What was the official result?

Marlon Moraes def. Jose Aldo via split decision.

How did the fight go?

Moraes came out looking for an early finish, throwing head kicks that seemed to be just inches away from doing some serious damage. Undeterred, Aldo found a rhythm. His trademark counter-striking was on display, but Moraes was the one pushing the pace. As good as Aldo’s chin looked, Moraes consistently landed strikes on it. Aldo threatened to steal the round with a late flurry of punches, but Moraes was right there throwing back and he ended the opening frame with a quick trip takedown.

Aldo teased that we might see him finally start using leg kicks again only to have a straight right by Moraes put a halt to that plan. Moraes showed off a good jab as Aldo stayed aggressive, attempting to cut off angles while landing punches to Moraes’ body. Aldo strung together punches and Moraes had to rely on his power to keep Aldo off of him. It worked too as he landed some hard shots even as Aldo appeared to be winning with volume. He repeatedly went to the body, then scored with a clean uppercut near the end of round two. On the positive side for Moraes, his jab was money all night.

It’s a tool he needed to keep Aldo off of him in the third. At this point, I have to mention that Joe Rogan was a menace on commentary as he was calling the fight for Aldo early in the third despite the fact that it had been closely contested up to that point.
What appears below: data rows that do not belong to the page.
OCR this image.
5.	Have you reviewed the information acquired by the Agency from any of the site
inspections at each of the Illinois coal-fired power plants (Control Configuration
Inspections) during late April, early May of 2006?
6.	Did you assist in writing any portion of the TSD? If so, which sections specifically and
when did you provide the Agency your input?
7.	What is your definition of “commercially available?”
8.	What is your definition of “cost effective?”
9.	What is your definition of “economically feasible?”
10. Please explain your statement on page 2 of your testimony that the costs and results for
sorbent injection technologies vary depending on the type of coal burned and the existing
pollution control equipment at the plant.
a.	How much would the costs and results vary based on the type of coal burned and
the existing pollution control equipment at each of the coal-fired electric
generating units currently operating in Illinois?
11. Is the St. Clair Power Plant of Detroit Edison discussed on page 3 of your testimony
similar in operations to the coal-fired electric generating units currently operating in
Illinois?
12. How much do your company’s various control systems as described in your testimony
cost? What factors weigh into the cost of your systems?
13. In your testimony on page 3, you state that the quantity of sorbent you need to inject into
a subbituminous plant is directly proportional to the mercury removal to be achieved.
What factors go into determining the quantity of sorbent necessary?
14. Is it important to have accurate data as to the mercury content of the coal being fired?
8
Aldo missed with a flying knee and pursued Moraes to the center of the octagon where he was met with a crisp punching combination. Aldo’s output slowed, but he found a home for his right hand on more than one occasion. It’s Moraes who landed the best strikes in the final 90 seconds of the fight as Aldo showed his determination by constantly moving forward.

After the buzzer, the former featherweight champion and his team were already celebrating a victory.

What did the judges say?

Michael Bell scored it 29-28 Aldo.

Eric Colon scored it 29-28 Moraes.

Mark Smith scored it 29-28 Moraes.

All three judges agreed that Moraes won round one and that Aldo won round two, which made round three the decider. Colon and Smith both gave that round to Moraes.

What did the numbers say?

(Statistics per UFC Stats)

Razor thin split decision? Razor thin numbers.

Total significant strikes were deadlocked at 59-58 for Moraes and the round-by-round breakdown isn’t particularly useful for separating these two. Moraes landed more significant strikes in round one (18-15) and three (20-15), while Aldo had the advantage in round two (28-21).

Leg strikes were also a virtual tie (4-3 Moraes), while Moraes won in head strikes (48-39) and Aldo won in body strikes (16-7).

Moraes was credited with a successful takedown in round one, though he only managed 21 seconds of control time and attempted zero ground strikes. Neither fighter scored a knockdown in the fight.

What did the media say?

Of the 18 media member scores listed on MMA Decisions, nine had it 29-28 Moraes and nine had it 29-28 Aldo. Yup, split right down the middle.

Did I mention that this fight was controversial?

What did the people say?

(Data derived from MMA Decisions and Verdict MMA)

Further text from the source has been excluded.